Kubernetes Admission Controller
Kubernetes API service is the single place that is used to manage Kubernetes resources. Kubernetes Admission Controller allows us to intercept a request made to the server and take an action. Refer to the following image:
Kubernetes provides a bunch of built-in admission controllers. These controllers take effect after a request is authenticated and authorized. Once it reaches an admission controller it can allow, deny, or mutate it. A request allowed/mutated moves to the next admission controller until any one of them denies it where it gets entirely rejected or it gets accepted and creates/updates a Kubernetes resource.
Now out of available admission controllers, there are two special controllers (introduced after v1.13) which have infinite potential as they allow users to register their own webhooks which can be called by the controllers. The one we are interested in is ValidatingAdmissionWebhook. Kubernetes allows us to register our own ValidatingWebhookConfiguration objects which are called by our admission controller.
Now that sounds like an interesting opportunity to introduce our OPA framework, isn’t it! Indeed and configuring it can be seen here. If you read the steps, this looks like a lot and tedious configuration. That’s where OPA Gatekeeper comes in!
Gatekeeper
Think of OPA Gatekeeper as a wrapper that provides you a predefined pattern to help you setup OPA Policies. This basically means configuring OPA for Kubernetes is as simple as applying a single (large) YML file that has all the necessary components covered. Behind the scenes, it will create a Namespace, a Service which will serve the webhooks, an Ingress, and two special Custom Resource Definitions. The two special CRDs namely ConstraintTemplate and Constraint are what makes writing policies easy for you as a user.
Gatekeeper also provides a few additional features on top of manual OPA configuration such as Auditing, dry run policies, and debugging help.
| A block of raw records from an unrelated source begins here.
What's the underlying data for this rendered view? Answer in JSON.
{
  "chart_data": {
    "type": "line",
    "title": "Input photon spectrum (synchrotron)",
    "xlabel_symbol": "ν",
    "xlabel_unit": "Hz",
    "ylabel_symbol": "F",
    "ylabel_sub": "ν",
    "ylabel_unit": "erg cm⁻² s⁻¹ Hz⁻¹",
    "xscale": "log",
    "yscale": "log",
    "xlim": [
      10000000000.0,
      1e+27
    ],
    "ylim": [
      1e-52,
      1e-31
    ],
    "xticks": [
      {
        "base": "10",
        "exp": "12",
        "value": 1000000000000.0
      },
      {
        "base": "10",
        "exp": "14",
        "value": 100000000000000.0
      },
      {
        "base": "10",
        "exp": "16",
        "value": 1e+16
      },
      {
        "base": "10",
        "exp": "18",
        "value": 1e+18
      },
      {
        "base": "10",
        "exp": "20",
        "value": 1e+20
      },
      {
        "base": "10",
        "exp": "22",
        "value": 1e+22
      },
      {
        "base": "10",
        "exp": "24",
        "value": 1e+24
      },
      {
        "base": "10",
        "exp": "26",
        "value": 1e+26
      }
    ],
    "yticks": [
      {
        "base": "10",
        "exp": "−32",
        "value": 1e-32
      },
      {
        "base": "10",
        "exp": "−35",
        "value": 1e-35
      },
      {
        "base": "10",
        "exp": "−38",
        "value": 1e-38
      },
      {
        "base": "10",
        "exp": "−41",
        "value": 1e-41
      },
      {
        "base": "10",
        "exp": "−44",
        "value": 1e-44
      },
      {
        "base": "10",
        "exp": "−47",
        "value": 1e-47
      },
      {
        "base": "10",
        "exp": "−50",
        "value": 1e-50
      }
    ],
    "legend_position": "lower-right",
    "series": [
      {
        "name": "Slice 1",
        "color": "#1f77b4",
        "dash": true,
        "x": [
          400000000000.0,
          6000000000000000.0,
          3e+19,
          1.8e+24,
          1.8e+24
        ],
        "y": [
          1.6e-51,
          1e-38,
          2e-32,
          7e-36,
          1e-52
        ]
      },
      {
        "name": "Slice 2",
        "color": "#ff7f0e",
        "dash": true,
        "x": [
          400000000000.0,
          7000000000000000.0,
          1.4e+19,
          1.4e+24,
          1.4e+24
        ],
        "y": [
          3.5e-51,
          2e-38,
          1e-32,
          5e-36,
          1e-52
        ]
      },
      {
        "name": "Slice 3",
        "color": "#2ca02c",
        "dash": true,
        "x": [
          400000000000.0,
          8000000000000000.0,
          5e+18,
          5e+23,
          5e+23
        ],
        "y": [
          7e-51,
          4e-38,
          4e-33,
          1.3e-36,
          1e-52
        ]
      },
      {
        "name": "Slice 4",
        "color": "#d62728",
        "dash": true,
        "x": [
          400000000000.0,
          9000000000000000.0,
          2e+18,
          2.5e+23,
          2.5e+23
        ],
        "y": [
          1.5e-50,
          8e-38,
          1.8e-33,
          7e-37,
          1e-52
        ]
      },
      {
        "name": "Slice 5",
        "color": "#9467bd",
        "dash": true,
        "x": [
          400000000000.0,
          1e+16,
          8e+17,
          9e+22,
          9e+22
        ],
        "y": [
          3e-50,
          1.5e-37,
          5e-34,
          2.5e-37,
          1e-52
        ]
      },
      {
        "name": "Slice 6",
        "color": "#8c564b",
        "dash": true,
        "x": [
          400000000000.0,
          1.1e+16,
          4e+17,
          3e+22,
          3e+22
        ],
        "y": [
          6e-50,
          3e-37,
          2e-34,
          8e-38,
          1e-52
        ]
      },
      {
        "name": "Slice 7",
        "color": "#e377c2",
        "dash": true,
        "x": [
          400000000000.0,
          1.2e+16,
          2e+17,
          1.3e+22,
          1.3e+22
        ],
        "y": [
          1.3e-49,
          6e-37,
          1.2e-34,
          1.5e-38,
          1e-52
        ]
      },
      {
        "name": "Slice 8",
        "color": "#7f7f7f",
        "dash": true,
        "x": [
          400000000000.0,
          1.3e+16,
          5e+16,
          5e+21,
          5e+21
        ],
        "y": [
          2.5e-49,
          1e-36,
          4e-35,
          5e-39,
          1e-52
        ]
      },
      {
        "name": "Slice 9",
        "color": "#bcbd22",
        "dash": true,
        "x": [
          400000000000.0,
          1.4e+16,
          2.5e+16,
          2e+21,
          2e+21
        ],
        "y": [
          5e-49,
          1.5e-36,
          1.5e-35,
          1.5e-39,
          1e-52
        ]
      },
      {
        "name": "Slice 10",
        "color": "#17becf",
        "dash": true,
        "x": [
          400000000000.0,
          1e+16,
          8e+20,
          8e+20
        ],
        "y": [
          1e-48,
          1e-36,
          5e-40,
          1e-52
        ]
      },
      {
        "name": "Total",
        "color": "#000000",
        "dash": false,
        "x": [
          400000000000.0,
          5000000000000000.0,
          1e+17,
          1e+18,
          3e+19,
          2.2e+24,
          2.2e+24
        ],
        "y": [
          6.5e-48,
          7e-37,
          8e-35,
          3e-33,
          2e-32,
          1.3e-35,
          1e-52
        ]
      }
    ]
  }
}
It cleverly uses the Constraint resource object to store any violations for that constraint. I was impressed by this!
Apart from the above-mentioned features Gatekeeper also provides a mechanism to sync other Kubernetes resources information which acts as the “Data” part to the Policy Engine. This can also be used as a cache to limit the number of calls to the Kubernetes API server by itself. This is pretty handy if you are writing complex rules.
By default, Gatekeeper doesn’t consider DELETE operations in the admission webhook but you can include that in the big large configuration file I mentioned above.
Constraint Framework Pattern
The Constraint framework is a simple pattern to write and manage multiple policies in our cluster. According to it, if you want to write any policies you need to create just two types of objects. These are already defined in the cluster for you.
ConstraintTemplate: Use this to define what arguments your constraint can accept (making it “Templatable“) and the actual Rego Policy that needs to be applied. The rego policy now just needs to define special rules (a function in rego) called “violation” with a predefined set of arguments, inside the body goes your actual logic, returns undefined for valid config, or a message that highlights the error and that’s it!
Constraint: Use it to “implement” the template with particular arguments, provide the scope of the application of policy like ApiGroup, Kind included/excluded namespaces, etc.
At this point, you can take a look at the example policies and it should give you a fair idea of what’s possible. One of the easiest examples of “Forcing required labels on every resource” can make a huge impact on implementing better practices of creating and managing a large number of resources within a cluster.
a few of the interesting use cases are implementing Compliances like the use of preapproved container registries only, cost budget per environment.
Bonus:
As I was thinking of making this work at multiple clusters at the same time without repeating myself (read at scale). I thought of using Rancher Fleets which provides us a Gitops way to implement this. But that’s for another time.